Professioni digitali, queste sconosciute: almeno 600mila posti scoperti in Ue. E l’Italia non sta al passo
Avete mai sentito parlare di una professione chiamata big data architect? Se non vi suona familiare, non preoccupatevi: in Italia siete in buona compagnia.
All’interno dell’ultimo volume sul rapporto annuale, l’Istat ha sviluppato un filone di ricerca sui livelli di digitalizzazione delle imprese: quello che ne è uscito è che solo il 5% del valore aggiunto in Italia è prodotto dall’economia digitale, contro il 6,6% della media europea.
E mentre le competenze digitali appaiono fra le più spendibili nel mercato del lavoro – anche italiano – nel 2016 (ultimo anno disponibile) chi possiede competenze digitali elevate è in linea con la media Ue solo per quel che riguarda l’area software (51%).
Per le altre aree di competenza si è riscontrato un ritardo di preparazione notevole: meno 16 punti percentuali nella soluzione dei problemi (53% contro 69%) e nell’informazione (67% contro 83%) e meno 8 punti percentuali nella comunicazione (67 contro 75%). A parte qualche buona eccezione, il sistema formativo italiano non riesce a fornire delle competenze importanti dal punto di vista del digital.
Le ricadute sul sistema produttivo
Niente digital copywriter per il commercio online e sui social network, niente promotori in grado di gestire le pubbliche relazioni su una piattaforma online.
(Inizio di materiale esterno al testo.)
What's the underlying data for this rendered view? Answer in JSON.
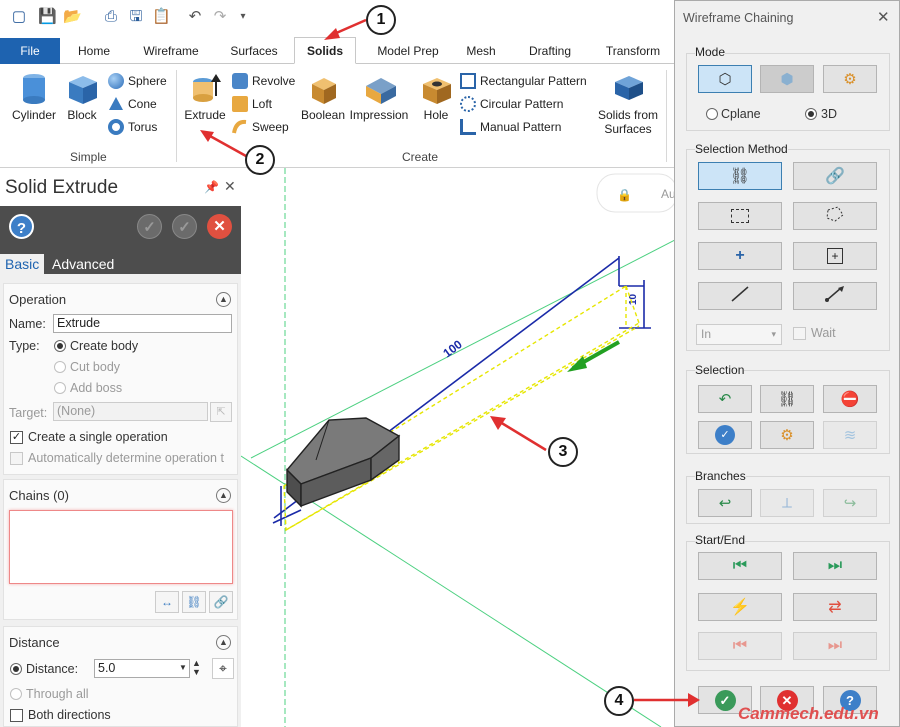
{
  "ribbon": {
    "tabs": [
      "File",
      "Home",
      "Wireframe",
      "Surfaces",
      "Solids",
      "Model Prep",
      "Mesh",
      "Drafting",
      "Transform"
    ],
    "simple_group": {
      "label": "Simple",
      "cylinder": "Cylinder",
      "block": "Block",
      "sphere": "Sphere",
      "cone": "Cone",
      "torus": "Torus"
    },
    "create_group": {
      "label": "Create",
      "extrude": "Extrude",
      "revolve": "Revolve",
      "loft": "Loft",
      "sweep": "Sweep",
      "boolean": "Boolean",
      "impression": "Impression",
      "hole": "Hole",
      "rect_pattern": "Rectangular Pattern",
      "circ_pattern": "Circular Pattern",
      "manual_pattern": "Manual Pattern",
      "solids_from_surfaces_1": "Solids from",
      "solids_from_surfaces_2": "Surfaces"
    }
  },
  "panel": {
    "title": "Solid Extrude",
    "tab_basic": "Basic",
    "tab_advanced": "Advanced",
    "operation": {
      "header": "Operation",
      "name_label": "Name:",
      "name_value": "Extrude",
      "type_label": "Type:",
      "create_body": "Create body",
      "cut_body": "Cut body",
      "add_boss": "Add boss",
      "target_label": "Target:",
      "target_value": "(None)",
      "single_op": "Create a single operation",
      "auto_op": "Automatically determine operation t"
    },
    "chains": {
      "header": "Chains (0)"
    },
    "distance": {
      "header": "Distance",
      "distance_label": "Distance:",
      "distance_value": "5.0",
      "through_all": "Through all",
      "both_directions": "Both directions"
    }
  },
  "viewport": {
    "dim_length": "100",
    "dim_height": "10",
    "autocursor": "Au"
  },
  "dialog": {
    "title": "Wireframe Chaining",
    "mode": {
      "header": "Mode",
      "cplane": "Cplane",
      "three_d": "3D"
    },
    "selection_method": {
      "header": "Selection Method",
      "in_value": "In",
      "wait": "Wait"
    },
    "selection": {
      "header": "Selection"
    },
    "branches": {
      "header": "Branches"
    },
    "start_end": {
      "header": "Start/End"
    }
  },
  "annotations": [
    "1",
    "2",
    "3",
    "4"
  ],
  "watermark": "Cammech.edu.vn",
  "colors": {
    "file_tab": "#1e63b0",
    "accent_red": "#e03030",
    "ok_green": "#3a9a5a",
    "help_blue": "#3d7fc8"
  }
}
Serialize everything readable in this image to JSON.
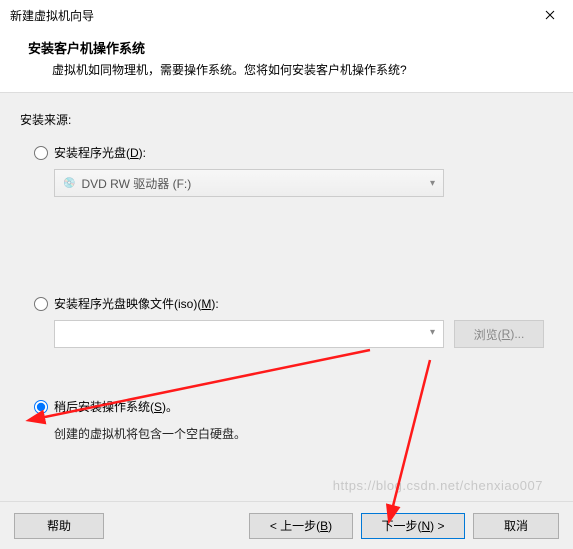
{
  "titlebar": {
    "title": "新建虚拟机向导"
  },
  "header": {
    "title": "安装客户机操作系统",
    "subtitle": "虚拟机如同物理机，需要操作系统。您将如何安装客户机操作系统?"
  },
  "source_label": "安装来源:",
  "options": {
    "disc": {
      "label_pre": "安装程序光盘(",
      "hotkey": "D",
      "label_post": "):",
      "drive_text": "DVD RW 驱动器 (F:)"
    },
    "iso": {
      "label_pre": "安装程序光盘映像文件(iso)(",
      "hotkey": "M",
      "label_post": "):",
      "browse_pre": "浏览(",
      "browse_hotkey": "R",
      "browse_post": ")..."
    },
    "later": {
      "label_pre": "稍后安装操作系统(",
      "hotkey": "S",
      "label_post": ")。",
      "desc": "创建的虚拟机将包含一个空白硬盘。"
    }
  },
  "footer": {
    "help": "帮助",
    "back_pre": "< 上一步(",
    "back_hotkey": "B",
    "back_post": ")",
    "next_pre": "下一步(",
    "next_hotkey": "N",
    "next_post": ") >",
    "cancel": "取消"
  },
  "watermark": "https://blog.csdn.net/chenxiao007"
}
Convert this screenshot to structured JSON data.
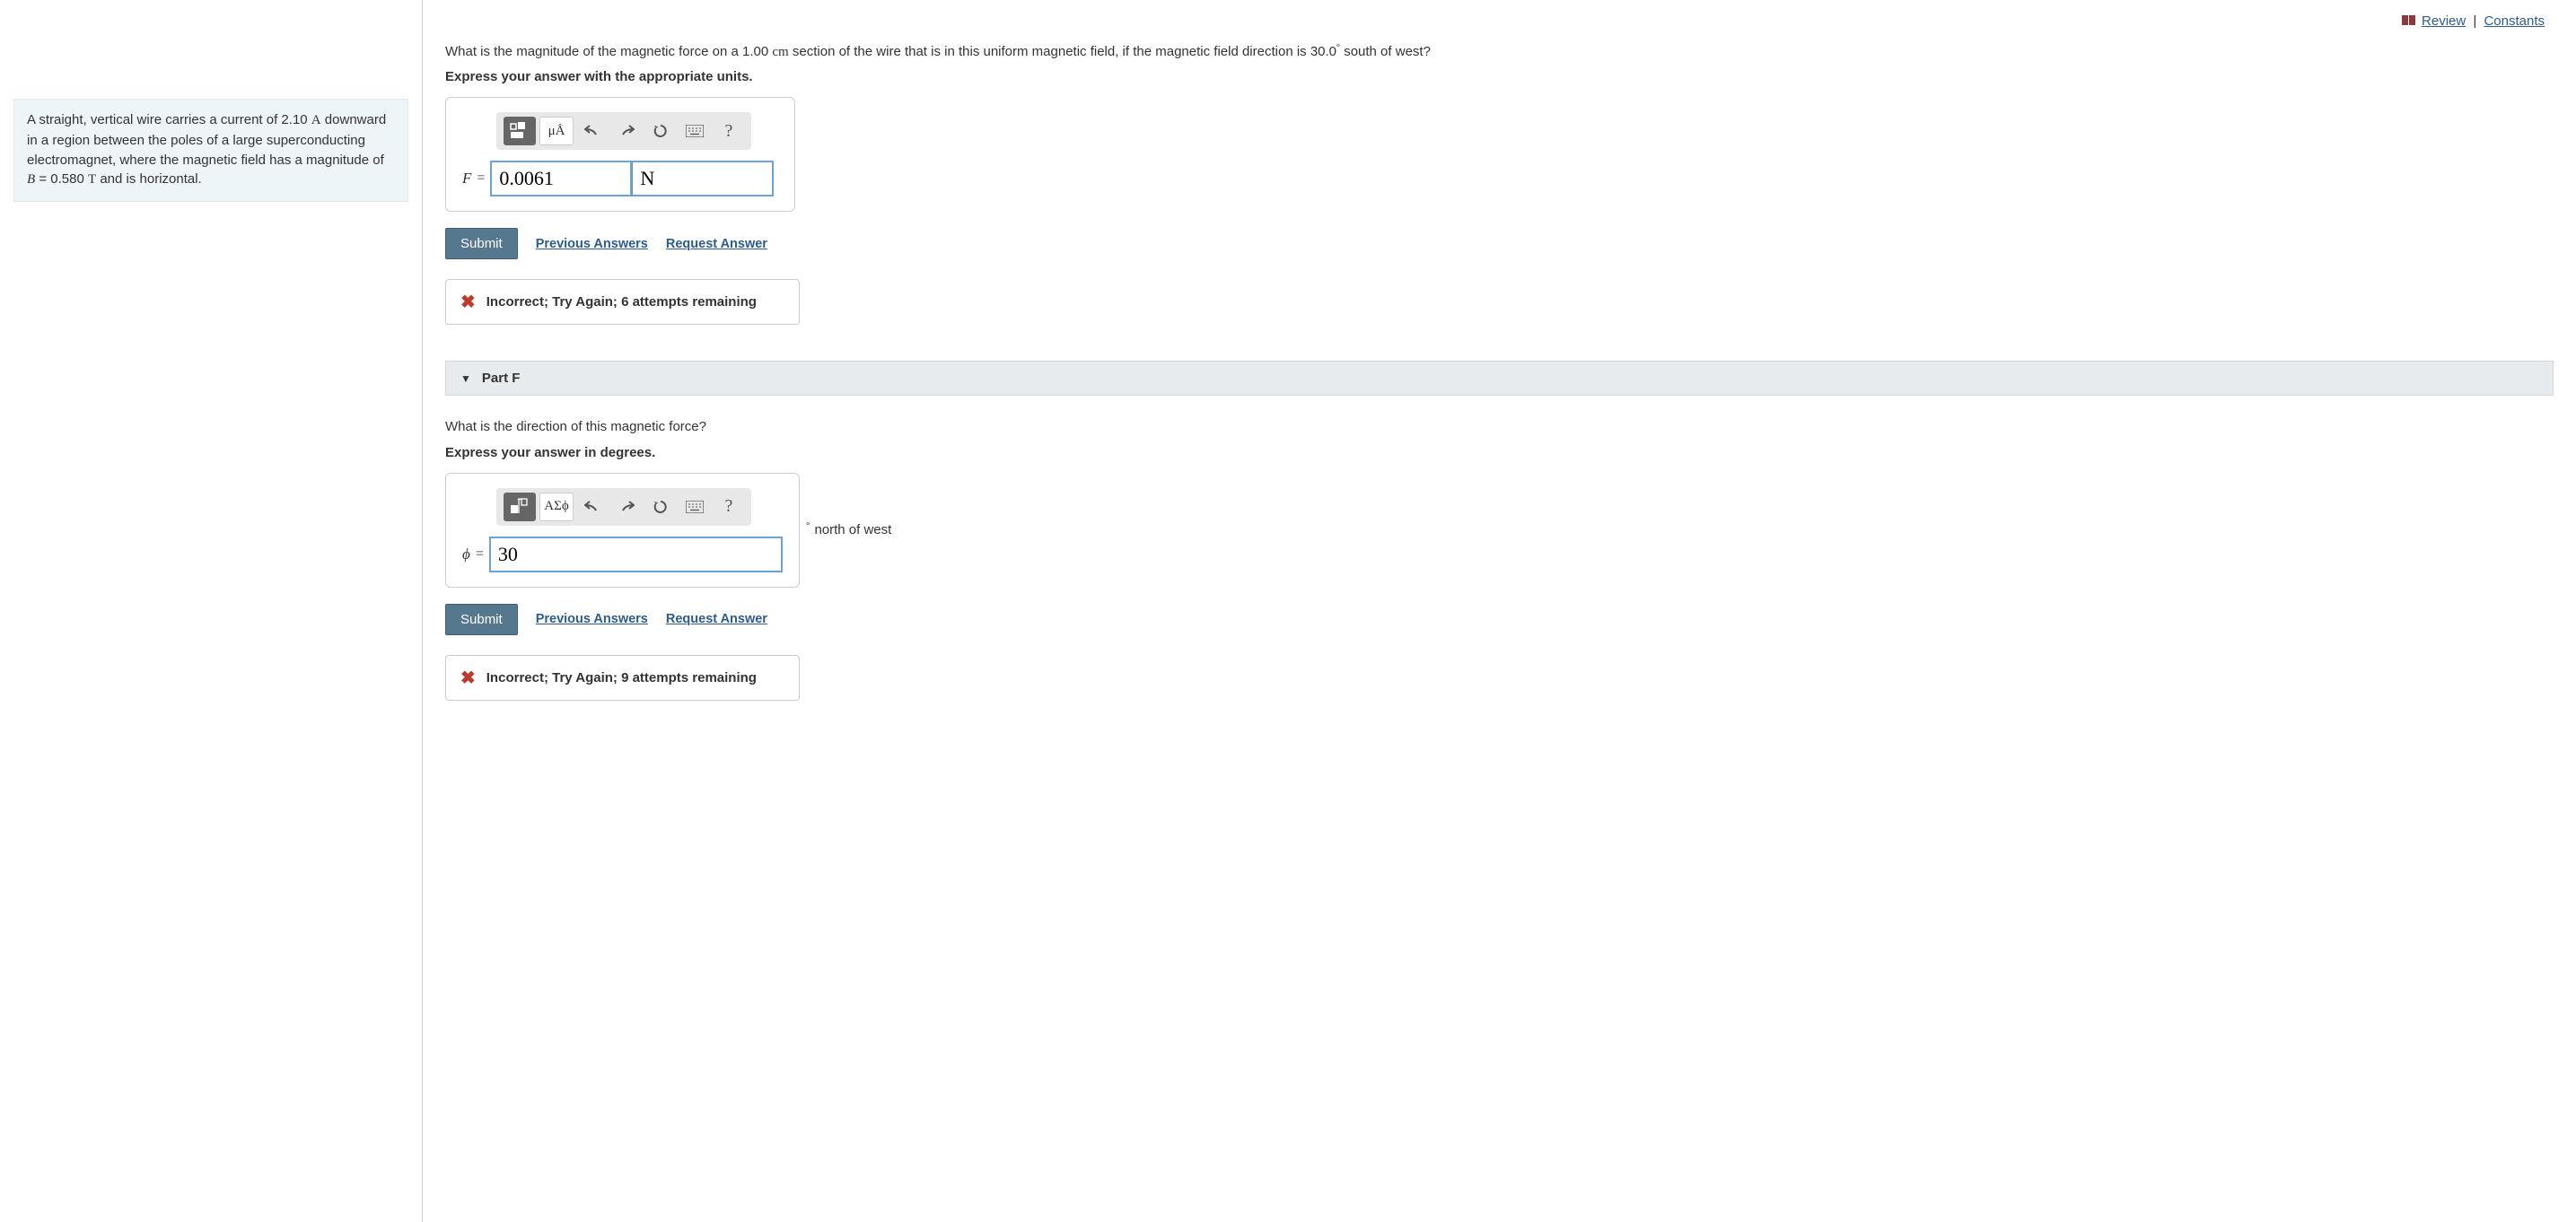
{
  "header": {
    "review": "Review",
    "constants": "Constants"
  },
  "problem": {
    "text_before_current": "A straight, vertical wire carries a current of 2.10 ",
    "current_unit": "A",
    "text_mid": " downward in a region between the poles of a large superconducting electromagnet, where the magnetic field has a magnitude of ",
    "b_var": "B",
    "eq": " = 0.580 ",
    "b_unit": "T",
    "text_end": " and is horizontal."
  },
  "partE": {
    "q1": "What is the magnitude of the magnetic force on a 1.00 ",
    "q_unit": "cm",
    "q2": " section of the wire that is in this uniform magnetic field, if the magnetic field direction is 30.0",
    "deg": "°",
    "q3": " south of west?",
    "instruction": "Express your answer with the appropriate units.",
    "var": "F",
    "eq": "=",
    "value": "0.0061",
    "unit": "N",
    "submit": "Submit",
    "prev": "Previous Answers",
    "req": "Request Answer",
    "feedback": "Incorrect; Try Again; 6 attempts remaining",
    "toolbar": {
      "special": "μÅ",
      "help": "?"
    }
  },
  "partF": {
    "title": "Part F",
    "q": "What is the direction of this magnetic force?",
    "instruction": "Express your answer in degrees.",
    "var": "ϕ",
    "eq": "=",
    "value": "30",
    "trail_deg": "∘",
    "trail_text": "north of west",
    "submit": "Submit",
    "prev": "Previous Answers",
    "req": "Request Answer",
    "feedback": "Incorrect; Try Again; 9 attempts remaining",
    "toolbar": {
      "special": "ΑΣϕ",
      "help": "?"
    }
  }
}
Niente digital advertiser per pianificare campagne pubblicitarie sul web, niente web analyst per monitorare i dati dalla rete.
Mancanze che hanno un forte impatto sul sistema produttivo del Paese, in termini sia di offerta che di domanda di lavoro. Perché mentre aumenta sempre più il numero degli occupati in professioni informatiche (2,9% nel 2011 a fronte del 3,5% nel 2018) e diminuisce il divario digitale tra gli addetti all’interno delle imprese (31% nel 2009 contro 48% nel 2018), le competenze dei possibili assunti rimangono indietro.
Entro il 2020 le posizioni mancanti in Europa potrebbero essere oltre 600mila (900mila secondo le stime della Commissione europea, contro i 275mila del 2012). A completare il quadro fornito dall’Istat ci sono i dati sulle imprese: «Sulla base degli investimenti in capitale umano e fisico, si individuano tre gruppi di imprese: il primo, che comprende l’80% delle imprese, è caratterizzato da un profilo tecnologico a basso livello di digitalizzazione; il secondo, costituito dal 15,9% delle imprese, mostra un utilizzo delle tecnologie orientato principalmente al web; il terzo, che include il 4,7% delle imprese, presenta un elevato livello di digitalizzazione«».
L’80% contro il 4,7%. Questa piccola parte delle imprese raccoglie 7,5 milioni di addetti con elevato skill, e contribuisce a un terzo del valore aggiunto complessivo. E, investendo maggiormente in dotazioni tecnologiche, premia i lavoratori in termini salariali.
«I risultati delle analisi confermano l’esistenza di correlazioni positive tra investimenti in automazione, innovazione industriale e assunzioni di lavoratori con un elevato profilo professionale e tecnico», scrivono nel report, evidenziando come almeno la digitalizzazione paghi dal punto di vista di una migliore organizzazione. «Il capitale umano impiegato accoglie non solo nuove professioni, ma anche vecchi mestieri riqualificati in chiave tecnologica».